Agree, everything is simple and logical. It is enough to lightly putty and sand the glued punch - and you need to sand it until the casing appears (this is important, because the joints of the punch casing determine the desired shape of the glass and an extra layer of putty will distort it). Next, from the punch (on the sheets I called it “assembly”) a simple but original device is made, which allows, firstly, not to burn your hands when heating and tightening, and secondly, to fix the cooled glass on the punch - it’s not only needed in order to give shape to the glass, but also in order to glue binding strips along its edges.

True, I must say that my first (and only) attempt to use this method was unsuccessful - pulling the film up is not very convenient, and gloves will be required anyway. Nevertheless, the method deserves attention.

In contact with

How to make a cockpit canopy at home and at minimal cost?
I thought that this topic had not been relevant for a long time, but if you take into account the number of questions received, I understand that I got excited. Therefore, I decided to devote a separate article to how I make lanterns on a model from a plastic bottle. What is pleasing about this process is that business is combined with pleasure. And the costs are really minimal and come down to the cost of the drink, the plastic bottle from which will be used as a material. I don’t know about anyone, but for some reason I like lanterns made from beer bottles the most. However, let's get down to business...
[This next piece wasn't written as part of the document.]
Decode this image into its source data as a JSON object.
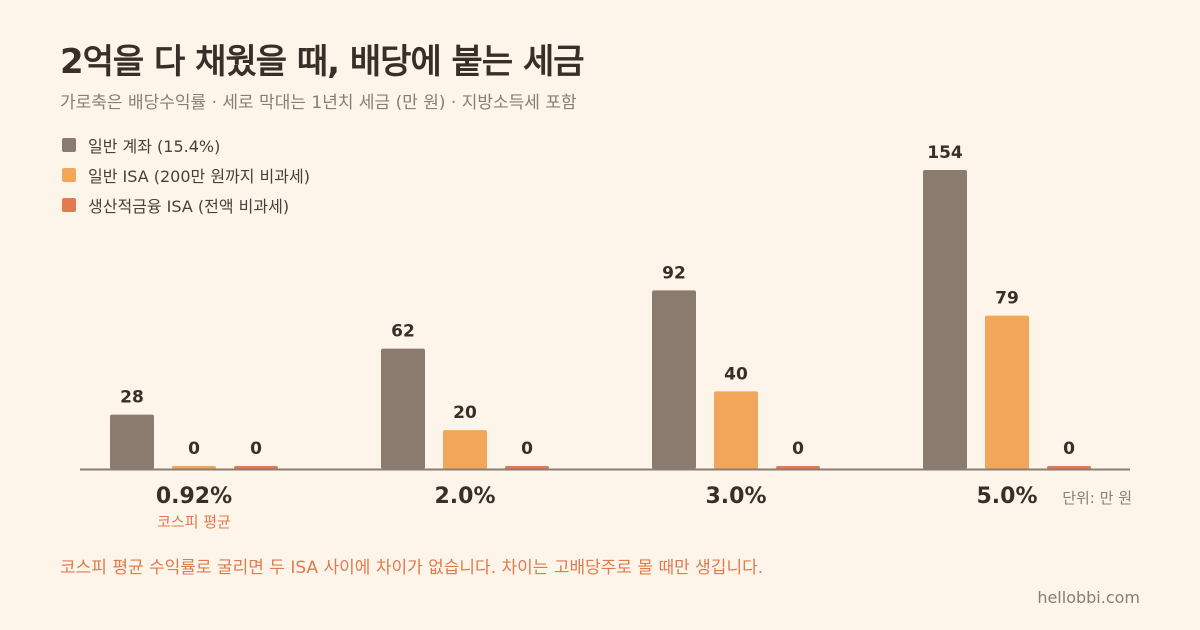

Actually, there’s not so much to do, you need to make a blank. To do this, we take a block, I used linden, it is more uniform and easier to process. First we process the side surfaces to obtain the desired shape of the bottom surface. Dimensions can be taken from the drawing, from the top view, or by directly measuring the fuselage. It should look like a trapezoid. Then, on a piece of whatman paper or cardboard, I copy the profile of the future booth from the drawing and make a pattern. I use it to mark the blank with an allowance along the length and bottom:

After this, naturally, the top of the blank is processed along the contour. There are many ways, first you can do this:

and then like this:

After 20-30 minutes you get something like this:

We apply markings to the ends of the workpiece:

I copied the contours directly from the fuselage onto the same Whatman paper and made patterns.
After this, I pre-processed the back of the blank:

Then he tore off the front:

Now all that remains is to refine our clumsy (in the literal sense of the word) work and give it a finished look. 20 minutes of sanding and we get a cool blank:

Now you will have to put your work aside for a while and rest a little, especially since this is simply necessary to continue working.
Having assessed visually (and maybe even instrumentally) the dimensions of our blank, we head to the store, where the largest possible range of drinks in large plastic packaging is presented. I don’t know why, but I prefer brown-tinted booths, so I was “forced” to look for a lantern blank in the beer section. The 2.5 liter bottle of Bolshaya Kruzhka beer was almost perfect in both form and content. Having used the contents of the workpiece for its intended purpose, carefully cut off the bottom and stuff the blank into it. To avoid having to shrink the plastic a lot, we somehow fix the blank inside the workpiece.